Question

What are the intercepts of \[3x + 2y = 12\]?

Answer 1

Hint: Let us consider the equation of a line which cuts off intercepts \[a\] and \[b\] respectively from the \[x\] and \[y\] axes are \[\dfrac{x}{a} + \dfrac{y}{b} = 1\]. It represents that the straight-line cuts \[x\] and \[y\] axes at the points \[(a,0)\] and \[(0,b)\] respectively.

Complete step-by-step solution:
It is given that; the equation is \[3x + 2y = 12\]
We have to find the intercepts of the given equation \[3x + 2y = 12\].
Now we convert the given equation into intercept form.
We have,
\[3x + 2y = 12\]
Dividing both side by \[12\]we get,
\[\dfrac{{3x + 2y}}{{12}} = \dfrac{{12}}{{12}}\]
Simplifying we get,
\[\dfrac{{3x}}{{12}} + \dfrac{{2y}}{{12}} = \dfrac{{12}}{{12}}\]
Simplifying again we get,
\[\dfrac{x}{4} + \dfrac{y}{6} = 1\], which is in intercept form.
Therefore, the intercepts are \[(4,0)\] and \[(0,6)\].
Hence, the intercepts of \[3x + 4y = 12\] are \[(4,0)\] and \[(0,6)\].

Note: (i) The straight line \[\dfrac{x}{a} + \dfrac{y}{b} = 1\]intersects the x-axis at A \[(a,0)\] and the y-axis at B \[(0,b)\].
(ii) In \[\dfrac{x}{a} + \dfrac{y}{b} = 1\], a is x-intercept and b is y- intercept.These intercept a and b may be positive as well as negative.
(iii) If the straight-line AB passes through the origin, then, a = 0 and b = 0. If we put a = 0 and b = 0 in the intercept form, then \[\dfrac{x}{0} + \dfrac{y}{0} = 1\], which is undefined.

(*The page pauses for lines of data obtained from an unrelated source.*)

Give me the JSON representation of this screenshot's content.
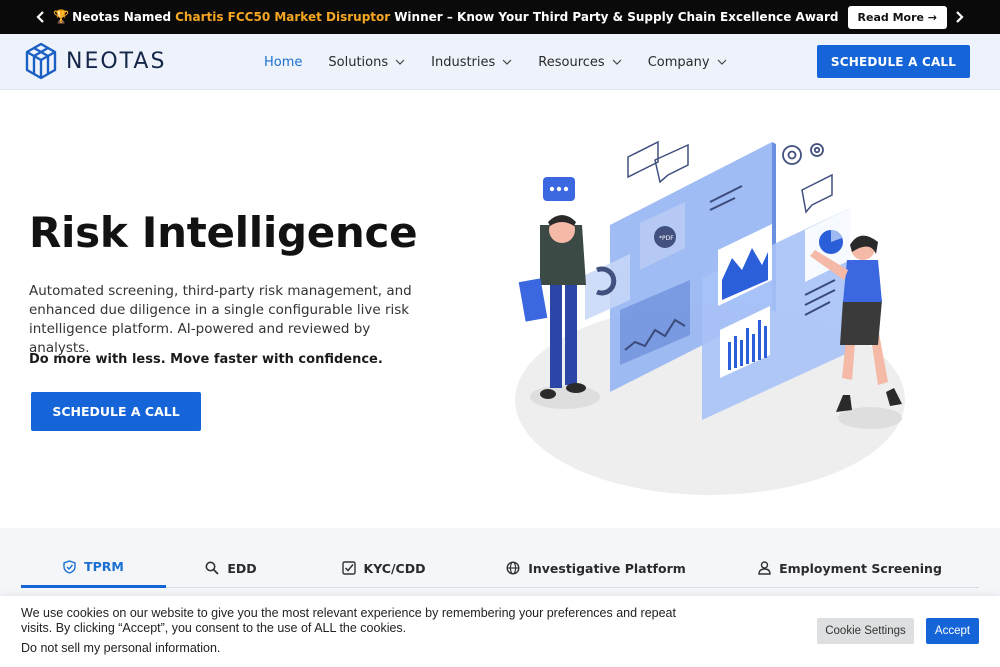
{
  "announcement": {
    "prefix": "Neotas Named",
    "highlight": "Chartis FCC50 Market Disruptor",
    "suffix": "Winner – Know Your Third Party & Supply Chain Excellence Award",
    "button": "Read More →",
    "icon": "trophy-icon"
  },
  "header": {
    "logo_text": "NEOTAS",
    "nav": [
      {
        "label": "Home",
        "active": true
      },
      {
        "label": "Solutions"
      },
      {
        "label": "Industries"
      },
      {
        "label": "Resources"
      },
      {
        "label": "Company"
      }
    ],
    "cta": "SCHEDULE A CALL"
  },
  "hero": {
    "title": "Risk Intelligence",
    "description": "Automated screening, third-party risk management, and enhanced due diligence in a single configurable live risk intelligence platform. AI-powered and reviewed by analysts.",
    "strong": "Do more with less. Move faster with confidence.",
    "cta": "SCHEDULE A CALL",
    "illustration_text": "*PDF"
  },
  "tabs": [
    {
      "label": "TPRM",
      "icon": "shield-check-icon",
      "active": true
    },
    {
      "label": "EDD",
      "icon": "search-icon"
    },
    {
      "label": "KYC/CDD",
      "icon": "checkbox-icon"
    },
    {
      "label": "Investigative Platform",
      "icon": "globe-icon"
    },
    {
      "label": "Employment Screening",
      "icon": "user-icon"
    }
  ],
  "cookie": {
    "text": "We use cookies on our website to give you the most relevant experience by remembering your preferences and repeat visits. By clicking “Accept”, you consent to the use of ALL the cookies.",
    "link": "Do not sell my personal information.",
    "settings": "Cookie Settings",
    "accept": "Accept"
  },
  "colors": {
    "brand_blue": "#1565d8",
    "topbar_bg": "#0a0a0a",
    "highlight": "#f5a623",
    "header_bg": "#eef3fb"
  }
}
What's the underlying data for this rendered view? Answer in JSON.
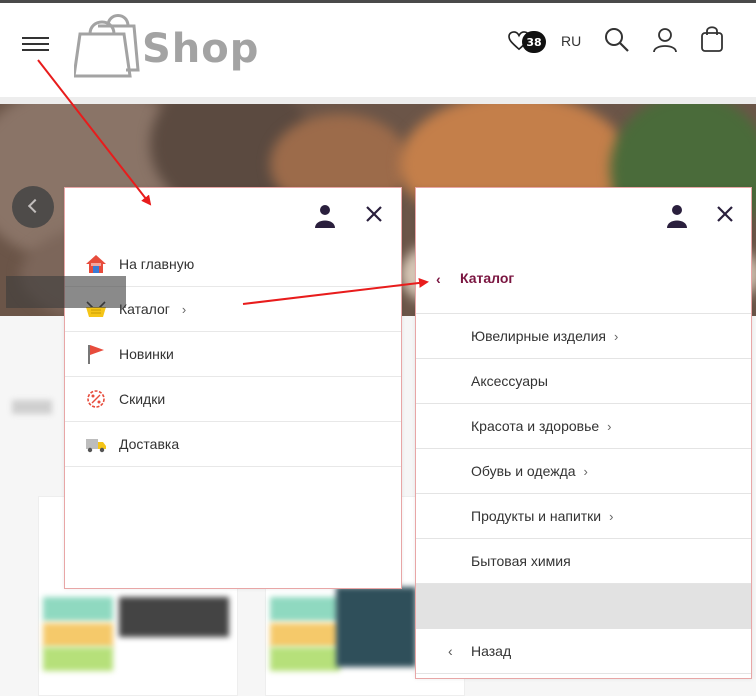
{
  "header": {
    "logo_text": "Shop",
    "favorites_count": "38",
    "language": "RU",
    "icons": [
      "menu-icon",
      "heart-icon",
      "search-icon",
      "user-icon",
      "bag-icon"
    ]
  },
  "main_menu": {
    "items": [
      {
        "label": "На главную",
        "icon": "home-icon",
        "has_submenu": false
      },
      {
        "label": "Каталог",
        "icon": "basket-icon",
        "has_submenu": true,
        "arrow": "›"
      },
      {
        "label": "Новинки",
        "icon": "flag-icon",
        "has_submenu": false
      },
      {
        "label": "Скидки",
        "icon": "discount-icon",
        "has_submenu": false
      },
      {
        "label": "Доставка",
        "icon": "truck-icon",
        "has_submenu": false
      }
    ]
  },
  "catalog_menu": {
    "back_glyph": "‹",
    "title": "Каталог",
    "items": [
      {
        "label": "Ювелирные изделия",
        "arrow": "›"
      },
      {
        "label": "Аксессуары",
        "arrow": ""
      },
      {
        "label": "Красота и здоровье",
        "arrow": "›"
      },
      {
        "label": "Обувь и одежда",
        "arrow": "›"
      },
      {
        "label": "Продукты и напитки",
        "arrow": "›"
      },
      {
        "label": "Бытовая химия",
        "arrow": ""
      }
    ],
    "back_label": "Назад",
    "back_arrow": "‹"
  },
  "colors": {
    "accent": "#7a1540",
    "annotation_arrow": "#e81c1c",
    "panel_border": "#e8a6a6",
    "logo": "#a3a3a3"
  }
}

For this reason, the equation of a straight line passing through the origin cannot be expressed in the intercept form.
(iv) A line parallel to the x-axis does not intercept the x-axis at any finite distance and hence, we cannot get any finite x- intercept (i.e., a) of such a line. For this reason, a line parallel to x-axis cannot be expressed in the intercept from. In like manner, we cannot get any finite y- intercept (i.e., b) of a line parallel to y-axis and hence, such a line cannot be expressed in the intercept form.